Once I started pushing I didn't feel any more pain. All I felt was a lot of pressure and stretching. I was still in complete shock that I had made it to this point and that I was about to have a baby. Then I had a bunch of cheerleaders yelling, "Push!" and after a few hard pushes the head was out, and then another big push for the shoulders, and then they handed me a baby. My baby. I just remember feeling exhausted and very happy. After a few minutes, Drew cut the cord, the baby got checked out, the doctor delivered the placenta and sutured a small tear, and the nurses put the bed back together and got me cleaned up. Then all of a sudden they were all gone, everything was silent and still, and we were left alone, just Drew and Me and Henry.

. . .


Looking back I am so happy with the way everything worked out! I feel great, and I have had a very quick and easy recovery. The birthing experience was amazing and exhilarating and empowering. I had never felt strongly about natural childbirth or had any desire to prove myself. It was not something I honestly considered doing until very recently, and then for me it was more a matter of curiosity and practicality. I didn't go into it wanting to feel strong, but I do feel stronger because I did it! And I will definitely try for a natural delivery with my next child, mostly just so I can experience the pushing phase again. At the risk of sounding cheesy, it was the most transcendent and beautiful experience I have ever had.
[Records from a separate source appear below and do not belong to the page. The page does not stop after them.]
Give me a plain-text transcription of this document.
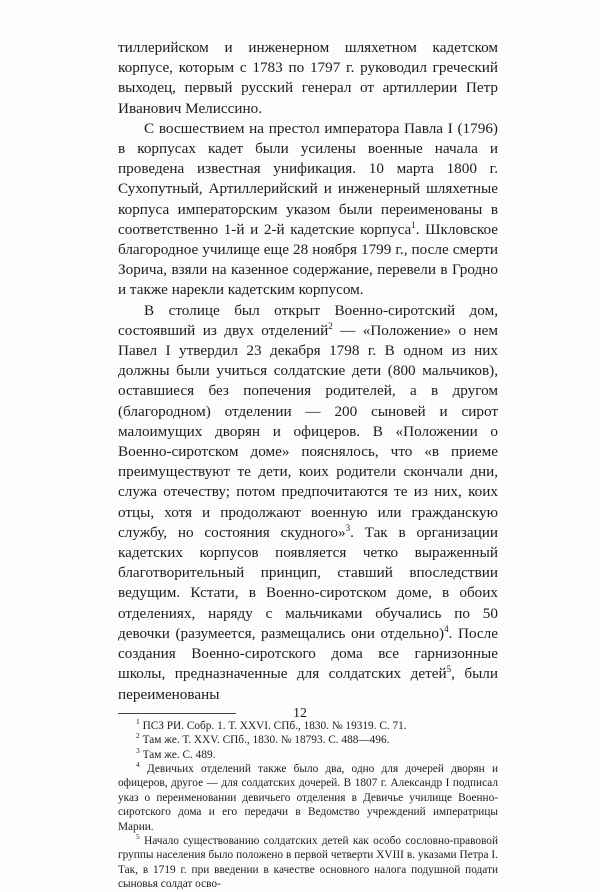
тиллерийском и инженерном шляхетном кадетском корпусе, которым с 1783 по 1797 г. руководил греческий выходец, первый русский генерал от артиллерии Петр Иванович Мелиссино.

С восшествием на престол императора Павла I (1796) в корпусах кадет были усилены военные начала и проведена известная унификация. 10 марта 1800 г. Сухопутный, Артиллерийский и инженерный шляхетные корпуса императорским указом были переименованы в соответственно 1-й и 2-й кадетские корпуса$^1$. Шкловское благородное училище еще 28 ноября 1799 г., после смерти Зорича, взяли на казенное содержание, перевели в Гродно и также нарекли кадетским корпусом.

В столице был открыт Военно-сиротский дом, состоявший из двух отделений$^2$ — «Положение» о нем Павел I утвердил 23 декабря 1798 г. В одном из них должны были учиться солдатские дети (800 мальчиков), оставшиеся без попечения родителей, а в другом (благородном) отделении — 200 сыновей и сирот малоимущих дворян и офицеров. В «Положении о Военно-сиротском доме» пояснялось, что «в приеме преимуществуют те дети, коих родители скончали дни, служа отечеству; потом предпочитаются те из них, коих отцы, хотя и продолжают военную или гражданскую службу, но состояния скудного»$^3$. Так в организации кадетских корпусов появляется четко выраженный благотворительный принцип, ставший впоследствии ведущим. Кстати, в Военно-сиротском доме, в обоих отделениях, наряду с мальчиками обучались по 50 девочки (разумеется, размещались они отдельно)$^4$. После создания Военно-сиротского дома все гарнизонные школы, предназначенные для солдатских детей$^5$, были переименованы

$^1$ ПСЗ РИ. Собр. 1. Т. XXVI. СПб., 1830. № 19319. С. 71.

$^2$ Там же. Т. XXV. СПб., 1830. № 18793. С. 488—496.

$^3$ Там же. С. 489.

$^4$ Девичьих отделений также было два, одно для дочерей дворян и офицеров, другое — для солдатских дочерей. В 1807 г. Александр I подписал указ о переименовании девичьего отделения в Девичье училище Военно-сиротского дома и его передачи в Ведомство учреждений императрицы Марии.

$^5$ Начало существованию солдатских детей как особо сословно-правовой группы населения было положено в первой четверти XVIII в. указами Петра I. Так, в 1719 г. при введении в качестве основного налога подушной подати сыновья солдат осво-

12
It made the pain of all the contractions that led up to it completely worth it. And since the labor went so quickly I actually remember thinking, "Is this it?! I thought it was supposed to be harder than this!" In the end, it just felt NATURAL, and like something anyone could do. Which it is! (Given the right circumstances, of course.) If you are considering it at all, DO IT! Of course, if you think an epidural is the best thing ever (I still remember loving my epidural when I had Lilly!) than do that. The end result is the same. :) 

1 comment:

  1. Allyson, this is such an incredibly empowering story! You should feel amazing, because what you did is amazing!! I'm so happy to hear things went so well and that you are recovering well. Henry is absolutely charming, and we really cannot wait to see you all!